I've actually never tried neons, but I currently have 8 cardinals and they tend to stay somewhat together, but I wouldn't call it schooling. Now, when I put my hand in there to do a water change, that's another story! 
Keep in mind that cardinals are QUITE delicate, along the lines of rummynose tetras. Just be sure to acclimate them for a long time, keep stable water conditions and you may be ok. After getting through the first week or so, the cardinals colored up nicely and mostly stay in the middle area of the tank, in the back hiding among the plants. Hope that helps.
-Ryan


----------



## born2lovefish (Dec 29, 2006)

Scrap that 30-50 cardinal idea I had. I just bought 40 neons tonight. I went in to get a new background for my tank and notice they had neons on sale. They just got a new shipment in today and they were doing ok. I figured for 50 cents each I could not pass it up! I would have gotten more, but I did not have any more cash with me!


----------



## crazie.eddie (May 31, 2004)

IMO, cardinals are allot nicer, since their colors are allot nicer and a little bigger. Unfortunately, they are usually a little more expensive.
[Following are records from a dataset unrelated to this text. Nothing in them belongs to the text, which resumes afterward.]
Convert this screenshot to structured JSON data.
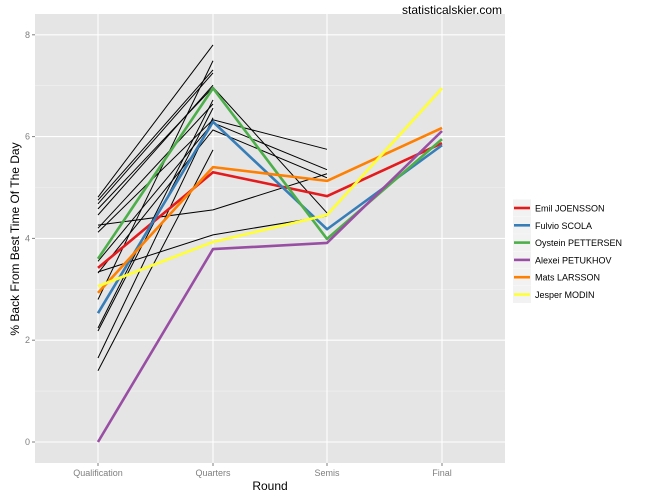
{
  "chart_data": {
    "type": "line",
    "watermark": "statisticalskier.com",
    "xlabel": "Round",
    "ylabel": "% Back From Best Time Of The Day",
    "categories": [
      "Qualification",
      "Quarters",
      "Semis",
      "Final"
    ],
    "ylim": [
      -0.4,
      8.4
    ],
    "yticks": [
      0,
      2,
      4,
      6,
      8
    ],
    "grid": true,
    "legend_position": "right",
    "highlighted": [
      {
        "name": "Emil JOENSSON",
        "color": "#e41a1c",
        "values": [
          3.42,
          5.3,
          4.83,
          5.87
        ]
      },
      {
        "name": "Fulvio SCOLA",
        "color": "#377eb8",
        "values": [
          2.53,
          6.29,
          4.18,
          5.83
        ]
      },
      {
        "name": "Oystein PETTERSEN",
        "color": "#4daf4a",
        "values": [
          3.6,
          6.95,
          3.99,
          5.95
        ]
      },
      {
        "name": "Alexei PETUKHOV",
        "color": "#984ea3",
        "values": [
          0.0,
          3.79,
          3.91,
          6.11
        ]
      },
      {
        "name": "Mats LARSSON",
        "color": "#ff7f00",
        "values": [
          2.93,
          5.4,
          5.13,
          6.17
        ]
      },
      {
        "name": "Jesper MODIN",
        "color": "#ffff33",
        "values": [
          3.06,
          3.93,
          4.46,
          6.95
        ]
      }
    ],
    "others": [
      {
        "values": [
          4.81,
          7.8
        ]
      },
      {
        "values": [
          4.75,
          7.31
        ]
      },
      {
        "values": [
          4.68,
          7.25
        ]
      },
      {
        "values": [
          4.58,
          6.97,
          4.5
        ]
      },
      {
        "values": [
          4.46,
          7.01
        ]
      },
      {
        "values": [
          4.26,
          4.56,
          5.27
        ]
      },
      {
        "values": [
          4.2,
          6.64
        ]
      },
      {
        "values": [
          4.12,
          6.33,
          5.75
        ]
      },
      {
        "values": [
          3.55,
          6.27,
          5.35
        ]
      },
      {
        "values": [
          3.34,
          4.07,
          4.44
        ]
      },
      {
        "values": [
          3.32,
          6.13,
          5.19
        ]
      },
      {
        "values": [
          2.8,
          7.49
        ]
      },
      {
        "values": [
          2.24,
          6.72
        ]
      },
      {
        "values": [
          2.18,
          6.56
        ]
      },
      {
        "values": [
          1.65,
          6.37
        ]
      },
      {
        "values": [
          1.4,
          5.74
        ]
      }
    ]
  }
}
There's a guy at SimplyDiscus that sells cardinals for $1 though, which is still far cheaper than most tetras sold around here.


----------



## LeapingGnome (Apr 15, 2007)

Bought fish the same day they arrived in the pet store?


----------



## argblarg (Aug 7, 2006)

Yeah I think best time to buy those is the day before a new shipment arrives.


----------



## snafu (Oct 9, 2004)

spypet said:


> you might want to look at Boehlkea fredcochui or Nematobrycon palmeri
> which are small good schoolers with blue/purple and are good at avoidance.
> Nematobrycon palmeri are a lot more active than shy Boehlkea fredcochui.
> I have Royal Black Emperor Tetras and they don't take crap from nobody,
> ...


the picture looks more like Inpaichthys kerri (note the adipose fin). it's funny...my experiences with the two fish are much different. i've found both the B.fredcochui and N.palmeri not to be very good schoolers. the kerri are probably more likely to school. i would consider both to be fairly aggressive/territorial, but my B.fredcochui being a lot more territorial especially during feeding. also, my B.fredcochui are much more active and are always in a constant state of motion. maybe i got a weird bunch of em. heh. 

i would definitely go with the cardinals (cards vs neons), based on size, coloration, and robustness. it's hard to beat the sight of a nice school of cardinals in good condition.
-snafu


----------